Saul Israel avait trouvé refuge chez les franciscains durant la seconde guerre mondiale: le pape Pacelli avait demandé aux religieux d’ouvrir leurs portes, déclarant que de nombreux couvents – comme pour les Dames de Sion du Janicule -, étaient territoires du Vatican. Une barrière dérisoire pour protéger un peu plus les réfugiés de l’oppresseur.

Médecin et écrivain juif de Salonique, neveu du rabbin Yehuda Nehama, Paul Israël était citoyen italien depuis 1919. Avec sa famille, il a subi la persécution nazi-fasciste et durant l’0ccupation de Rome par l’Allemagne nazie, il trouva alors refuge au couvent de Saint-François, rue Merulana, la rue qui relie Sainte-Marie-Majeure et Saint-Jean-du-Latran. Les franciscains y ont leur couvent, leur faculté de théologie, l’Antonianum, la basilique Saint-Antoine et une soupe populaire.

Dans ce document, il écrit notamment:« Nous devons jurer d’extirper à jamais l’oppression du corps et de l’esprit; d’éteindre cette haine qui nous est inculquée au nom de prétendues vérités; sachant que la vérité qui se sert de la violence et du piège est un atroce et diabolique mensonge, même invoquée au nom de Dieu. »

Les franciscains lui avaient donné une bible en hébreu. Il raconte que ressurgit alors en lui le souvenir des prières de sa grand-mère Esmeralda, et qu’il priait le Shema Israël en parlant au crucifié, Jésus de Nazareth.
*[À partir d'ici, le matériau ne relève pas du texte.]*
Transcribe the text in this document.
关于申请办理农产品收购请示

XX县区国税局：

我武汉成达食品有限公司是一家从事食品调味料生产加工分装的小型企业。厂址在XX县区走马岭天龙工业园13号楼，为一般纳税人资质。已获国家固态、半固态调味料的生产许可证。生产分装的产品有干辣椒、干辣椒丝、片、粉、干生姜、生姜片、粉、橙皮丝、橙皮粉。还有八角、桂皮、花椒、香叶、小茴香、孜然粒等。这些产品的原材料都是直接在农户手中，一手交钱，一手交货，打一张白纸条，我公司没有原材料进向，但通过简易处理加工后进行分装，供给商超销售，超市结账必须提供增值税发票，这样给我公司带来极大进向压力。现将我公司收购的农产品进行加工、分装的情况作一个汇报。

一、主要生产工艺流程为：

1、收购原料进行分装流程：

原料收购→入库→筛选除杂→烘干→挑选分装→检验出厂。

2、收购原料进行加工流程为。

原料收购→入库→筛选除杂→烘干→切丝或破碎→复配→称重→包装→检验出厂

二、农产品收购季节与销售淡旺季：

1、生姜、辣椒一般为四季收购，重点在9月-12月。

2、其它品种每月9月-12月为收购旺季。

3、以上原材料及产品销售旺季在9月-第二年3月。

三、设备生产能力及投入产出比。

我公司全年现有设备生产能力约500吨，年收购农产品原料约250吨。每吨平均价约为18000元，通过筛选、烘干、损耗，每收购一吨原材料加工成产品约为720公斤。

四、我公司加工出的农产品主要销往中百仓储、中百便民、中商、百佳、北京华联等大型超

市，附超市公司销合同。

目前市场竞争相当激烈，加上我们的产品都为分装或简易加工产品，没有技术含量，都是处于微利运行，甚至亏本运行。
Médecin, il a médité sur ce qu’il appelle la « consanguinité » entre juifs et chrétiens.

Voici notre traduction intégrale du document, publié en italien par le quotidien de la Cité du Vatican. Avec son aimable autorisation.

Lettre de Saul Israel

Dans le courant lointain des souvenirs, la disparition de ces personnes qui cristallisèrent autour d’elles un large cycle d’expériences sentimentales et spirituelles, marque un profond éboulement qui divise le passé en îles de souvenirs au centre desquels émerge une de ces figures. Autour de ces îles se forme un vide impossible à combler qui les tient séparées les unes des autres. Aucun effort d’imagination poussé par le plus solide désir, ne parvient à éliminer cette irréductible solution de continuité, et chaque épisode de notre histoire personnelle resurgit de temps en temps dans nos mémoires, comme errant à la dérive dans les eaux du passé. Il en fut ainsi pour la mort de ma grand-mère paternelle, pour la mort de mon frère, de mon père, de ma mère. Chacun d’eux avait emporté avec lui cette portion de mon passé qui était étroitement liée à leur présence et qui, encore aujourd’hui, reste attaché à leur ombre, éclairée par la pâle lumière de leur existence fantomatique, entraînée par les vagues silencieuses de l’oubli, d’où il est difficile de soulever pour un peu la profonde nostalgie des affections lointaines.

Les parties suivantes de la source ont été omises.